Building My First MCP Server with Claude and Python
A few days ago, I started exploring MCP (Model Context Protocol) and wanted to understand how AI tools actually interact with external systems. Instead of just reading documentation, I decided to build a simple, real-world project:
A custom MCP server that allows Claude to publish blog posts directly to the Dev.to platform.
This project helped me understand MCP servers, AI tool calling, Claude integrations, agent workflows, and structured AI automation. In this post, I'll share what I built, how it works, and what I learned along the way.
What is MCP?
MCP (Model Context Protocol) is a protocol that allows AI models like Claude to interact with external tools and systems securely.
In simple terms — MCP gives AI the ability to do things, not just answer questions. With MCP, an AI can:
- Read and create files
- Call external APIs
- Publish content
- Access databases
- Interact with applications
This is one of the key foundations behind AI agents and agentic workflows.
What I Built
I created a simple MCP server using:
- Python — for building the MCP tools
- Claude Desktop — as the AI interface
- Dev.to API — for publishing blog posts
The end-to-end workflow looked like this:
Text File → Claude Refinement → Markdown Generation → Dev.to Publishing
Project Flow
Here's how the system worked, step by step.
Step 1 — Configure Claude Desktop
I edited the Claude Desktop configuration file and connected my custom MCP server. After restarting Claude Desktop, the custom tool became available inside Claude.
This was the moment it clicked for me — seeing how MCP tools integrate directly with an AI system.
Step 2 — Create MCP Tools
Using Python, I created tools that could:
- Read blog content from a file
- Generate markdown output
- Publish blogs to Dev.to via API
The basic structure looked like this:
@app.tool()
def publish_blog():
pass
This registers the function as a tool that Claude can discover and invoke.
Step 3 — Provide Raw Blog Content
I created a plain text file containing unrefined blog content, then asked Claude to:
- Refine the content
- Convert it into proper markdown format
Claude successfully generated the polished markdown file — ready for publishing.

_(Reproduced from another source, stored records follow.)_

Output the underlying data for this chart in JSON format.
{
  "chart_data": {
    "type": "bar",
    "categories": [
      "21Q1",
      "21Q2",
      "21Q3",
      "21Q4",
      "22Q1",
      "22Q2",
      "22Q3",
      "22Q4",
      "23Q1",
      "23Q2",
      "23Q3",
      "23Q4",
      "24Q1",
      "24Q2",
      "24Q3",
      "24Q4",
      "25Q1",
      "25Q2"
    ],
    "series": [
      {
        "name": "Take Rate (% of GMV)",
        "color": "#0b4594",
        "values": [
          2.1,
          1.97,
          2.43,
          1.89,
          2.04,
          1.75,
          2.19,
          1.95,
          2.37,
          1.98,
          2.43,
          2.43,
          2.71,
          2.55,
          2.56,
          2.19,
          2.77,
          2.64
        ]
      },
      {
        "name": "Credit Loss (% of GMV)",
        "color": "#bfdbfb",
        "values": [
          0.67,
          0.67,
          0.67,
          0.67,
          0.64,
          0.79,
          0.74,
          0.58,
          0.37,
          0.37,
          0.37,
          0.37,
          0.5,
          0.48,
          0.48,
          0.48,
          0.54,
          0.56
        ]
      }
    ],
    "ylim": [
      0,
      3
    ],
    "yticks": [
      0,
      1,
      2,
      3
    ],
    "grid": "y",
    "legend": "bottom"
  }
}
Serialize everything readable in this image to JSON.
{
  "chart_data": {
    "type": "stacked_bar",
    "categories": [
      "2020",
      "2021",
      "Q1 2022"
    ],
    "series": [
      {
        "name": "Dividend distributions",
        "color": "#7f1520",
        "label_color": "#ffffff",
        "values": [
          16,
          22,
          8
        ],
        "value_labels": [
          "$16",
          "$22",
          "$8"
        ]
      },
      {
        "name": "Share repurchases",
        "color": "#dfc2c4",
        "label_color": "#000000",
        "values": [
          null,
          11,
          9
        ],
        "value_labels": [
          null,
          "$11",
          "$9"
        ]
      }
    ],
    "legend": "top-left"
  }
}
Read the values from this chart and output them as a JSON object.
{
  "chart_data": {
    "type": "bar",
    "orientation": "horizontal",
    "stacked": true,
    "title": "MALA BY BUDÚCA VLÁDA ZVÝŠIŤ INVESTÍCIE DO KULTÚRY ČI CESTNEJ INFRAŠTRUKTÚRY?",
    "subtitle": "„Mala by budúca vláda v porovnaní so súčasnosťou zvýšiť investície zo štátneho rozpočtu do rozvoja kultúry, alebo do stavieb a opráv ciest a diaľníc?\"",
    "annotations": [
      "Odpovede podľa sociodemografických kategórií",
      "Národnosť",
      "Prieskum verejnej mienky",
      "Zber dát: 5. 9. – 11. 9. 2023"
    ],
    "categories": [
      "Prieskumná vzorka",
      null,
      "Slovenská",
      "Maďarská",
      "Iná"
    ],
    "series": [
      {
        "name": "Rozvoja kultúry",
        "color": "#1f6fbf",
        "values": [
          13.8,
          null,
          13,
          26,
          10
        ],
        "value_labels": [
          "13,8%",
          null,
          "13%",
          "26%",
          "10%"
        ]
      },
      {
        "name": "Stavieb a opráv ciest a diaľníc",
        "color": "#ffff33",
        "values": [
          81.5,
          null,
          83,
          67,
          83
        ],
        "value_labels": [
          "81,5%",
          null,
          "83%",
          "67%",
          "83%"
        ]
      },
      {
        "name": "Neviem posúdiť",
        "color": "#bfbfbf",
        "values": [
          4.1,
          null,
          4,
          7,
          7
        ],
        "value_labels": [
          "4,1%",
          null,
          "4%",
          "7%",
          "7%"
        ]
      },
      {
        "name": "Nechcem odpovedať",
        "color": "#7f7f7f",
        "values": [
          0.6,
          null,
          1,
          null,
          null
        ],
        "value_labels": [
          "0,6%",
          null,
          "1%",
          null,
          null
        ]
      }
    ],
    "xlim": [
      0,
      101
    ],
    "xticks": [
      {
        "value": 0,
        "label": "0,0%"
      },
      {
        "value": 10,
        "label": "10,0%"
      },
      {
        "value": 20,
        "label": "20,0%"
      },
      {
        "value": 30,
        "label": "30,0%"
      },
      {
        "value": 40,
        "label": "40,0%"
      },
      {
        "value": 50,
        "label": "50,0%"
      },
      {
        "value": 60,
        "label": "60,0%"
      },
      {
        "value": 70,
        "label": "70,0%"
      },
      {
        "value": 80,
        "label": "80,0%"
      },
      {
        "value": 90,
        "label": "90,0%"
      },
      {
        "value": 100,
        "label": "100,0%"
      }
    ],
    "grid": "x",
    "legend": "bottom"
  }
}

Step 4 — Publish to Dev.to
Finally, I asked Claude to use the MCP tool to publish the markdown file to Dev.to. The workflow:
- Read the markdown file
- Called the Dev.to API
- Published the article automatically
Seeing an AI system interact with an external API through a tool I built was genuinely exciting.
What I Learned
This project taught me far more than just API integration.
1. AI Tools Need Structured Outputs
AI systems work much better with predictable, structured responses. Instead of returning a plain string like "Success", it's far better to return:
{
"success": true,
"message": "Blog published successfully"
}
Structured outputs make tools easier for AI agents to parse and act on reliably.
2. Error Handling is Critical
AI agents can fail in unexpected ways, so tools must handle edge cases gracefully — including invalid inputs, API failures, missing files, and network errors. Robust error handling is what separates a toy from a reliable system.
3. MCP Reframes How We Think About APIs
Traditional APIs are designed for frontend apps and human users. MCP tools, on the other hand, are designed for AI systems. That shift means clear descriptions, structured schemas, predictable outputs, and machine-readable errors become critically important.
4. AI + Tools Feels Fundamentally Different
This project made the difference between a chatbot and an AI agent tangible for me. A chatbot answering questions is one thing. An AI that reads files, refines content, generates markdown, and publishes blogs autonomously is something else entirely — and far more powerful.
Challenges I Faced
No project is without its rough edges. Some issues I ran into:
- Package installation conflicts
-
uvenvironment setup - Mistakes in the Claude Desktop config
- MCP tool detection issues
- API debugging
Solving each of these helped me understand the ecosystem at a much deeper level than just following a tutorial would have.
Technologies Used
| Tool | Purpose |
|---|---|
| Python | Building MCP tools |
| Claude Desktop | AI interface |
| MCP | AI-to-tool communication protocol |
| Dev.to API | Blog publishing |
| uv | Python environment management |
| Markdown | Content format |
Final Thoughts
Building this MCP server completely changed how I think about AI systems. We are moving from AI that only responds to AI systems that can act — using tools to read, write, create, and publish autonomously.
This was a small project, but it gave me a strong, practical introduction to the future of AI tooling. If you're curious about AI agents and agentic workflows, I highly recommend building something like this yourself. The best way to understand it is to build it.